Synästhesien geschehen bei den Betroffenen automatisch. Man geht davon aus, dass bei diesen Menschen andere Verbindungen zwischen verschiedenen Gehirngebieten, die für unterschiedliche Wahrnehmungen zuständig sind, vorhanden sind. Synästhesien werden real erlebt. Ob dabei abnorme Nervenfasern gewachsen sind, die diese Verbindungen schaffen oder ob hemmende Mechanismen fehlen ist noch unklar. Synästhesien entstehen nicht im Sinnesorgan und auch nicht in der primären Hirnrinde, zu der die Nervenfasern aus dem Sinnesorgan ziehen. Sie entstehen erst nach einer ersten Verarbeitung der Wahrnehmung im Gehirn in von der Hierarchie her mittleren Rindengebieten. Synästhesien sind erblich. Da sie bei Frauen 3-8x häufiger auftreten, geht man von einem X-chromosomal dominanten Erbgang aus. Menschen mit Synästhesien haben keine Intelligenzminderung, sie sollen ein besonders gutes Ortsgedächtnis für Gegenstände und eine besondere Vorliebe für Ordnung und Symmetrie haben.
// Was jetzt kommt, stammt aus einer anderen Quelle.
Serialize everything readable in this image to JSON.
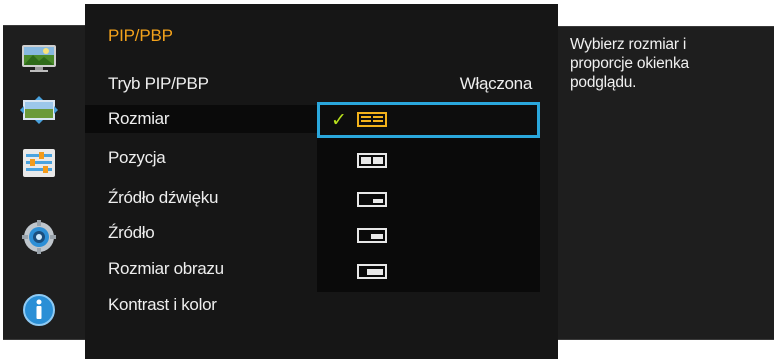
{
  "menu": {
    "title": "PIP/PBP",
    "items": [
      {
        "label": "Tryb PIP/PBP",
        "value": "Włączona"
      },
      {
        "label": "Rozmiar"
      },
      {
        "label": "Pozycja"
      },
      {
        "label": "Źródło dźwięku"
      },
      {
        "label": "Źródło"
      },
      {
        "label": "Rozmiar obrazu"
      },
      {
        "label": "Kontrast i kolor"
      }
    ]
  },
  "submenu": {
    "options": [
      {
        "name": "split-equal",
        "selected": true
      },
      {
        "name": "split-equal-alt",
        "selected": false
      },
      {
        "name": "pip-small",
        "selected": false
      },
      {
        "name": "pip-medium",
        "selected": false
      },
      {
        "name": "pip-large",
        "selected": false
      }
    ],
    "check_glyph": "✓"
  },
  "help": {
    "text": "Wybierz rozmiar i proporcje okienka podglądu."
  },
  "sidebar": {
    "icons": [
      "picture-icon",
      "screen-size-icon",
      "pip-settings-icon",
      "settings-gear-icon",
      "info-icon"
    ]
  },
  "colors": {
    "title": "#f3a21b",
    "selection_outline": "#2aa7dc",
    "check": "#b7e01c"
  }
}
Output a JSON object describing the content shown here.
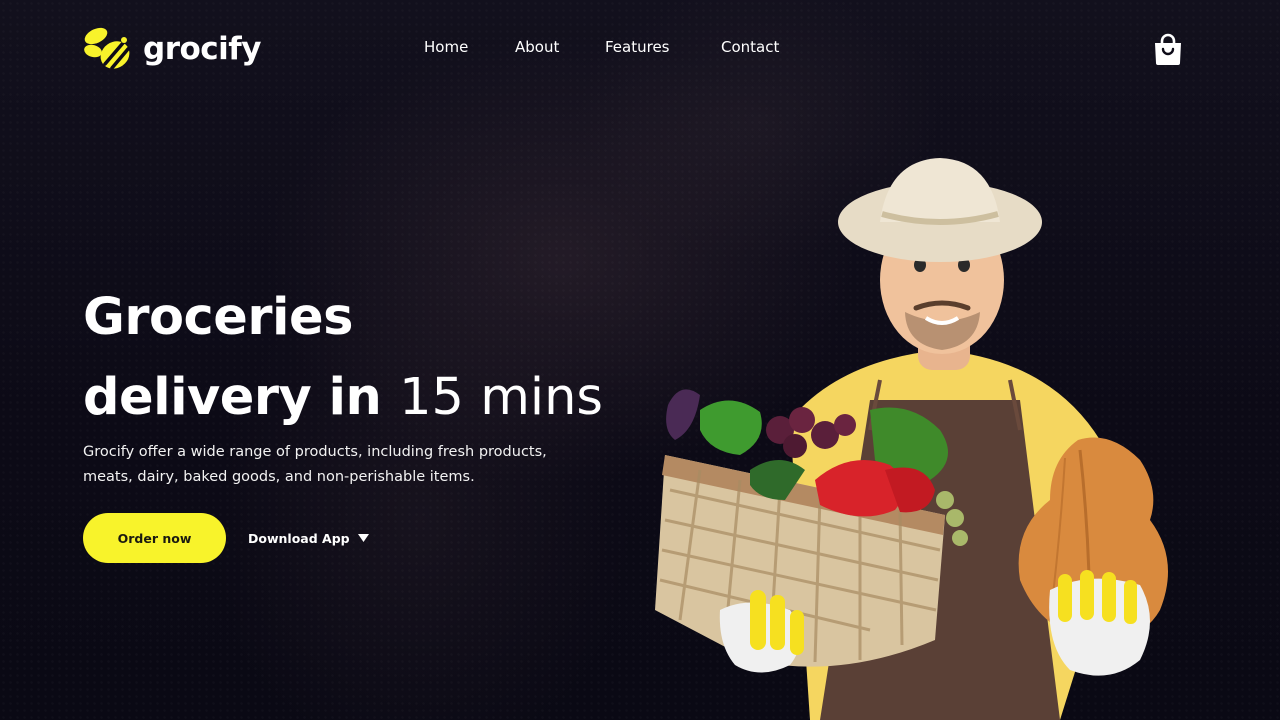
{
  "brand": {
    "name": "grocify",
    "accent_color": "#f8f32b",
    "logo_icon": "bee-icon"
  },
  "nav": {
    "items": [
      {
        "label": "Home"
      },
      {
        "label": "About"
      },
      {
        "label": "Features"
      },
      {
        "label": "Contact"
      }
    ]
  },
  "header": {
    "cart_icon": "shopping-bag-icon"
  },
  "hero": {
    "title_line1": "Groceries",
    "title_line2_bold": "delivery in",
    "title_line2_light": "15 mins",
    "description_line1": "Grocify offer a wide range of products, including fresh products,",
    "description_line2": "meats, dairy, baked goods, and non-perishable items.",
    "primary_button": "Order now",
    "secondary_button": "Download App",
    "secondary_icon": "caret-down-icon",
    "illustration": "farmer-with-vegetable-basket"
  }
}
Auch die allgemeine Gedächtnisleistung ist oft überdurchschnittlich. Die meisten sind keine Rechtshänder. Überdurchschnittlich viele sollen Schwierigkeiten beim Rechnen und in der Rechts/Linksunterscheidung haben. Auch Aufmerksamkeitsdefizitsyndrome sollen bei diesen Menschen wie bei Verwandten häufiger vorkommen. Menschen mit Synästhesien sind so normal wie andere Menschen auch. Der Prozentsatz von den Menschen, die über „ungewöhnliche Erfahrungen“ berichten scheint aber größer zu sein.
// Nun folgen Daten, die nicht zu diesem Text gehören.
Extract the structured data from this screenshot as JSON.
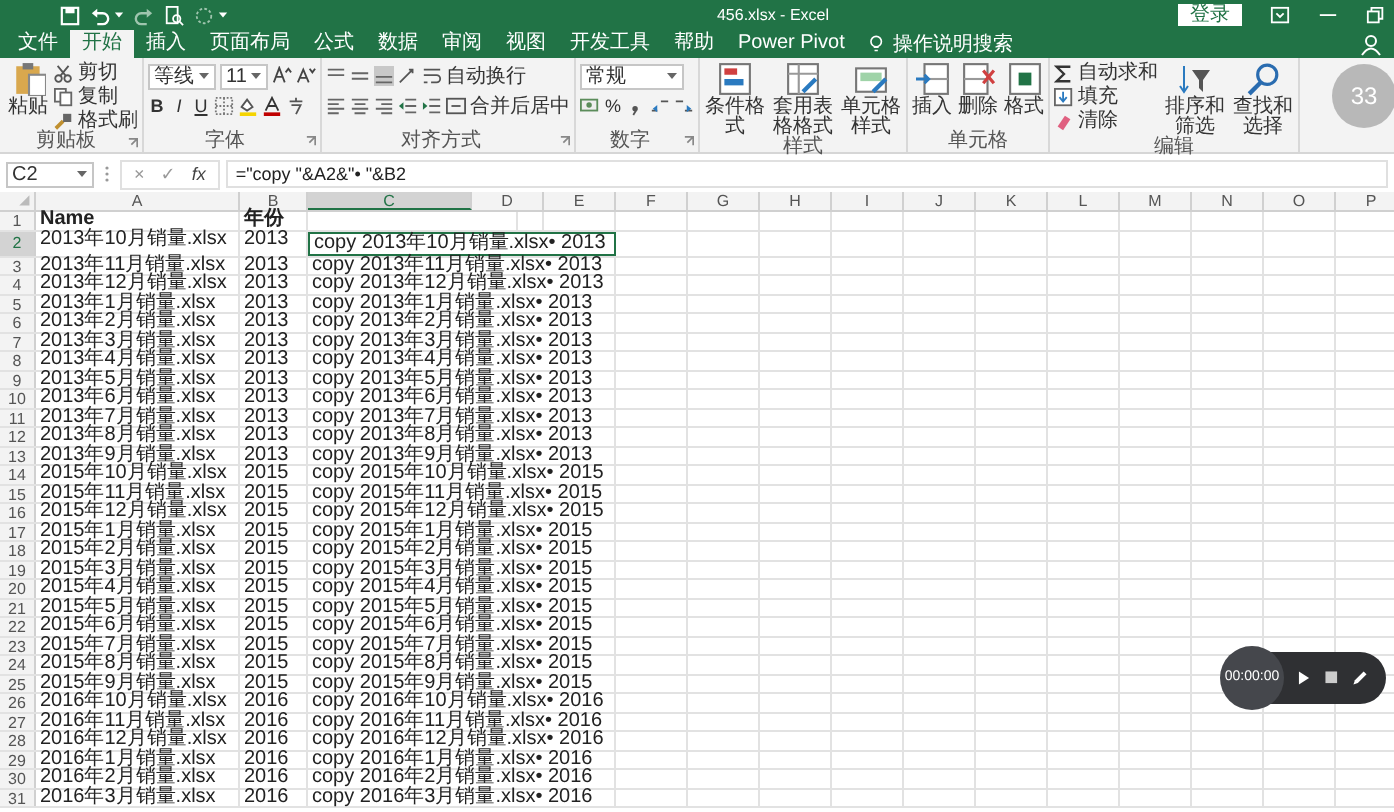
{
  "title_bar": {
    "title": "456.xlsx  -  Excel",
    "sign_in": "登录"
  },
  "tabs": [
    {
      "label": "文件",
      "selected": false
    },
    {
      "label": "开始",
      "selected": true
    },
    {
      "label": "插入",
      "selected": false
    },
    {
      "label": "页面布局",
      "selected": false
    },
    {
      "label": "公式",
      "selected": false
    },
    {
      "label": "数据",
      "selected": false
    },
    {
      "label": "审阅",
      "selected": false
    },
    {
      "label": "视图",
      "selected": false
    },
    {
      "label": "开发工具",
      "selected": false
    },
    {
      "label": "帮助",
      "selected": false
    },
    {
      "label": "Power Pivot",
      "selected": false
    }
  ],
  "tell_me": "操作说明搜索",
  "ribbon_groups": [
    {
      "kind": "clipboard",
      "label": "剪贴板",
      "buttons": [
        "粘贴",
        "剪切",
        "复制",
        "格式刷"
      ]
    },
    {
      "kind": "font",
      "label": "字体",
      "font_name": "等线",
      "font_size": "11",
      "style_buttons": [
        "B",
        "I",
        "U"
      ]
    },
    {
      "kind": "alignment",
      "label": "对齐方式",
      "buttons": [
        "自动换行",
        "合并后居中"
      ]
    },
    {
      "kind": "number",
      "label": "数字",
      "format": "常规",
      "percent": "%"
    },
    {
      "kind": "large_buttons",
      "label": "样式",
      "buttons": [
        "条件格式",
        "套用表格格式",
        "单元格样式"
      ]
    },
    {
      "kind": "large_buttons",
      "label": "单元格",
      "buttons": [
        "插入",
        "删除",
        "格式"
      ]
    },
    {
      "kind": "editing",
      "label": "编辑",
      "small_buttons": [
        "自动求和",
        "填充",
        "清除"
      ],
      "large_buttons": [
        "排序和筛选",
        "查找和选择"
      ]
    }
  ],
  "progress_badge": "33",
  "formula_bar": {
    "name_box": "C2",
    "cancel": "×",
    "enter": "✓",
    "function": "fx",
    "formula": "=\"copy \"&A2&\"• \"&B2"
  },
  "columns": [
    {
      "label": "A",
      "selected": false
    },
    {
      "label": "B",
      "selected": false
    },
    {
      "label": "C",
      "selected": true
    },
    {
      "label": "D",
      "selected": false
    },
    {
      "label": "E",
      "selected": false
    },
    {
      "label": "F",
      "selected": false
    },
    {
      "label": "G",
      "selected": false
    },
    {
      "label": "H",
      "selected": false
    },
    {
      "label": "I",
      "selected": false
    },
    {
      "label": "J",
      "selected": false
    },
    {
      "label": "K",
      "selected": false
    },
    {
      "label": "L",
      "selected": false
    },
    {
      "label": "M",
      "selected": false
    },
    {
      "label": "N",
      "selected": false
    },
    {
      "label": "O",
      "selected": false
    },
    {
      "label": "P",
      "selected": false
    }
  ],
  "rows": [
    {
      "num": "1",
      "kind": "header",
      "a": "Name",
      "b": "年份",
      "selected": false
    },
    {
      "num": "2",
      "kind": "data",
      "a": "2013年10月销量.xlsx",
      "b": "2013",
      "c": "copy 2013年10月销量.xlsx• 2013",
      "selected": true
    },
    {
      "num": "3",
      "kind": "data",
      "a": "2013年11月销量.xlsx",
      "b": "2013",
      "c": "copy 2013年11月销量.xlsx• 2013",
      "selected": false
    },
    {
      "num": "4",
      "kind": "data",
      "a": "2013年12月销量.xlsx",
      "b": "2013",
      "c": "copy 2013年12月销量.xlsx• 2013",
      "selected": false
    },
    {
      "num": "5",
      "kind": "data",
      "a": "2013年1月销量.xlsx",
      "b": "2013",
      "c": "copy 2013年1月销量.xlsx• 2013",
      "selected": false
    },
    {
      "num": "6",
      "kind": "data",
      "a": "2013年2月销量.xlsx",
      "b": "2013",
      "c": "copy 2013年2月销量.xlsx• 2013",
      "selected": false
    },
    {
      "num": "7",
      "kind": "data",
      "a": "2013年3月销量.xlsx",
      "b": "2013",
      "c": "copy 2013年3月销量.xlsx• 2013",
      "selected": false
    },
    {
      "num": "8",
      "kind": "data",
      "a": "2013年4月销量.xlsx",
      "b": "2013",
      "c": "copy 2013年4月销量.xlsx• 2013",
      "selected": false
    },
    {
      "num": "9",
      "kind": "data",
      "a": "2013年5月销量.xlsx",
      "b": "2013",
      "c": "copy 2013年5月销量.xlsx• 2013",
      "selected": false
    },
    {
      "num": "10",
      "kind": "data",
      "a": "2013年6月销量.xlsx",
      "b": "2013",
      "c": "copy 2013年6月销量.xlsx• 2013",
      "selected": false
    },
    {
      "num": "11",
      "kind": "data",
      "a": "2013年7月销量.xlsx",
      "b": "2013",
      "c": "copy 2013年7月销量.xlsx• 2013",
      "selected": false
    },
    {
      "num": "12",
      "kind": "data",
      "a": "2013年8月销量.xlsx",
      "b": "2013",
      "c": "copy 2013年8月销量.xlsx• 2013",
      "selected": false
    },
    {
      "num": "13",
      "kind": "data",
      "a": "2013年9月销量.xlsx",
      "b": "2013",
      "c": "copy 2013年9月销量.xlsx• 2013",
      "selected": false
    },
    {
      "num": "14",
      "kind": "data",
      "a": "2015年10月销量.xlsx",
      "b": "2015",
      "c": "copy 2015年10月销量.xlsx• 2015",
      "selected": false
    },
    {
      "num": "15",
      "kind": "data",
      "a": "2015年11月销量.xlsx",
      "b": "2015",
      "c": "copy 2015年11月销量.xlsx• 2015",
      "selected": false
    },
    {
      "num": "16",
      "kind": "data",
      "a": "2015年12月销量.xlsx",
      "b": "2015",
      "c": "copy 2015年12月销量.xlsx• 2015",
      "selected": false
    },
    {
      "num": "17",
      "kind": "data",
      "a": "2015年1月销量.xlsx",
      "b": "2015",
      "c": "copy 2015年1月销量.xlsx• 2015",
      "selected": false
    },
    {
      "num": "18",
      "kind": "data",
      "a": "2015年2月销量.xlsx",
      "b": "2015",
      "c": "copy 2015年2月销量.xlsx• 2015",
      "selected": false
    },
    {
      "num": "19",
      "kind": "data",
      "a": "2015年3月销量.xlsx",
      "b": "2015",
      "c": "copy 2015年3月销量.xlsx• 2015",
      "selected": false
    },
    {
      "num": "20",
      "kind": "data",
      "a": "2015年4月销量.xlsx",
      "b": "2015",
      "c": "copy 2015年4月销量.xlsx• 2015",
      "selected": false
    },
    {
      "num": "21",
      "kind": "data",
      "a": "2015年5月销量.xlsx",
      "b": "2015",
      "c": "copy 2015年5月销量.xlsx• 2015",
      "selected": false
    },
    {
      "num": "22",
      "kind": "data",
      "a": "2015年6月销量.xlsx",
      "b": "2015",
      "c": "copy 2015年6月销量.xlsx• 2015",
      "selected": false
    },
    {
      "num": "23",
      "kind": "data",
      "a": "2015年7月销量.xlsx",
      "b": "2015",
      "c": "copy 2015年7月销量.xlsx• 2015",
      "selected": false
    },
    {
      "num": "24",
      "kind": "data",
      "a": "2015年8月销量.xlsx",
      "b": "2015",
      "c": "copy 2015年8月销量.xlsx• 2015",
      "selected": false
    },
    {
      "num": "25",
      "kind": "data",
      "a": "2015年9月销量.xlsx",
      "b": "2015",
      "c": "copy 2015年9月销量.xlsx• 2015",
      "selected": false
    },
    {
      "num": "26",
      "kind": "data",
      "a": "2016年10月销量.xlsx",
      "b": "2016",
      "c": "copy 2016年10月销量.xlsx• 2016",
      "selected": false
    },
    {
      "num": "27",
      "kind": "data",
      "a": "2016年11月销量.xlsx",
      "b": "2016",
      "c": "copy 2016年11月销量.xlsx• 2016",
      "selected": false
    },
    {
      "num": "28",
      "kind": "data",
      "a": "2016年12月销量.xlsx",
      "b": "2016",
      "c": "copy 2016年12月销量.xlsx• 2016",
      "selected": false
    },
    {
      "num": "29",
      "kind": "data",
      "a": "2016年1月销量.xlsx",
      "b": "2016",
      "c": "copy 2016年1月销量.xlsx• 2016",
      "selected": false
    },
    {
      "num": "30",
      "kind": "data",
      "a": "2016年2月销量.xlsx",
      "b": "2016",
      "c": "copy 2016年2月销量.xlsx• 2016",
      "selected": false
    },
    {
      "num": "31",
      "kind": "data",
      "a": "2016年3月销量.xlsx",
      "b": "2016",
      "c": "copy 2016年3月销量.xlsx• 2016",
      "selected": false
    }
  ],
  "recorder": {
    "time": "00:00:00"
  }
}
Aus der Erforschung der Synästhesien erhofft sich die Wissenschaft Erkenntnisse, die auch für die normale Wahrnehmungspsychologie und die Verarbeitung der Sinneseindrücke aller Menschen bedeutsam sind. Synästhesien sind also für die Wissenschaft sehr interessant. Insbesondere mit der modernen funktionellen Kernspintomographie erhofft man sich von der Untersuchung von Synästhesisten Aufschlüsse über die Verarbeitung von Sinneseindrücken durch das Gehirn.
Das schwarz/weiße Bild zeigt Zahlenfolgen wie sie üblicherweise wahrgenommen werden, das untere Bild könnte die Wahrnehmung eine Menschen mit Synästhesien darstellen.